Gamers rocked by Football Blow

(Jim Armitage, Evening Standard – Source: http://www.thisismoney.co.uk/investing-and-markets/article.html?in_article
_id=415448&in_page_id=3)

Online gambling companies were delivered another hammer blow today as it emerged they could be stopped from advertising on football shirts.

The Gambling Commission is concerned such ads might encourage children to bet, especially when they appear on youngsters’ replica kits. Big club shirt sponsorships by gaming companies currently include Tottenham Hotspur, Aston Villa, Blackburn Rovers and Middlesbrough.

Internet betting businesses are already reeling from the ban on their activities in the US, which has forced a number to sell the bulk of their operations and has crippled their business models.

Fears are now rising that they could become a pariah of sports advertising like the tobacco companiesfacing bans across the world. That would make it increasingly difficult for them to market themselves in Europe and Asia, where they have now been forced to focus their activities.
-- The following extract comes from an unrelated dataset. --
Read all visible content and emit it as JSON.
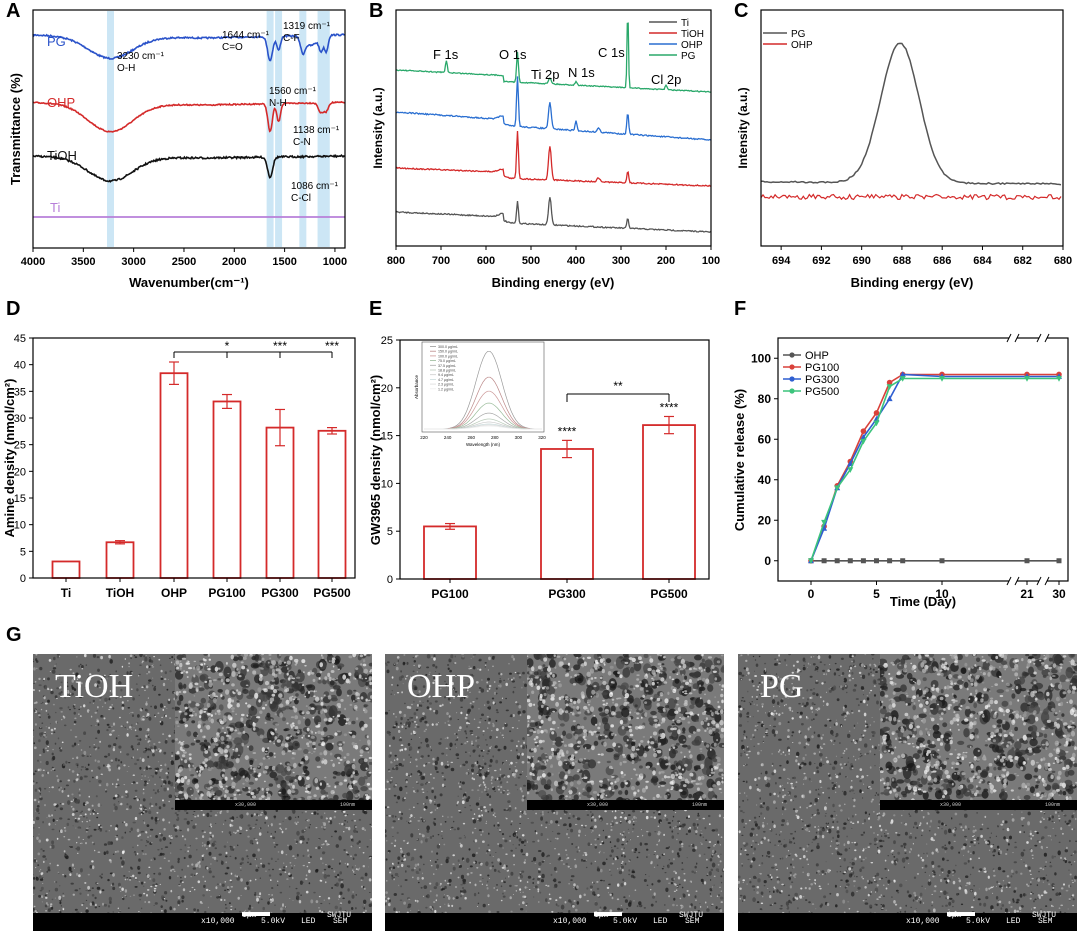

Negative publicity about the impact on children of online gaming adverts could also have a knock-on effect on replica shirt sales this Christmas – traditionally a major time of year for sales at Tesco, JJB Sports and others.

Some clubs appear to have seen the row coming. Manchester United pulled out of shirt sponsorship talks with Gibraltar-based betting group Mansion after becoming unhappy with the association with gambling. In May, Mansion signed up Spurs instead, in a £34m deal. The club insisted the company could only use the word ‘Mansion’ and the logo, rather than the website addresses of its gambling sites.

It is not clear whether such agreements would be enough to satisfy a critical Gambling Commission investigation, however, as simply typing ‘Mansion’ and ‘gaming’ into Google takes viewers directly to the casino.

888.com sponsors Middlesbrough’s shirts but is in the final year of that deal, 32Red backs Aston Villa, and Bet24 is emblazoned on the chests of Blackburn Rovers and Leeds United.

Marketing analysts said that, while the likes of Manchester United and Chelsea could afford to be choosy, the loss of a major category of sponsorship to the game would hit hard on smaller clubs.

The sudden arrival on the scene of online gaming companies with huge advertising budgets has helped fuel a 25% increase in spending on shirt sponsorship deals in Premiership football in the last season alone, with the amount now totalling £70m.

In a speech to the House of Commons last night, Sports Minister Richard Caborne said: ‘This issue needs to be looked at and I’m pleased that the Gambling Commission will be consulting on this in the New Year.

The new legislation on gambling does not come into effect until next September and the Gambling Commission is drawing up regulations on a host of issues.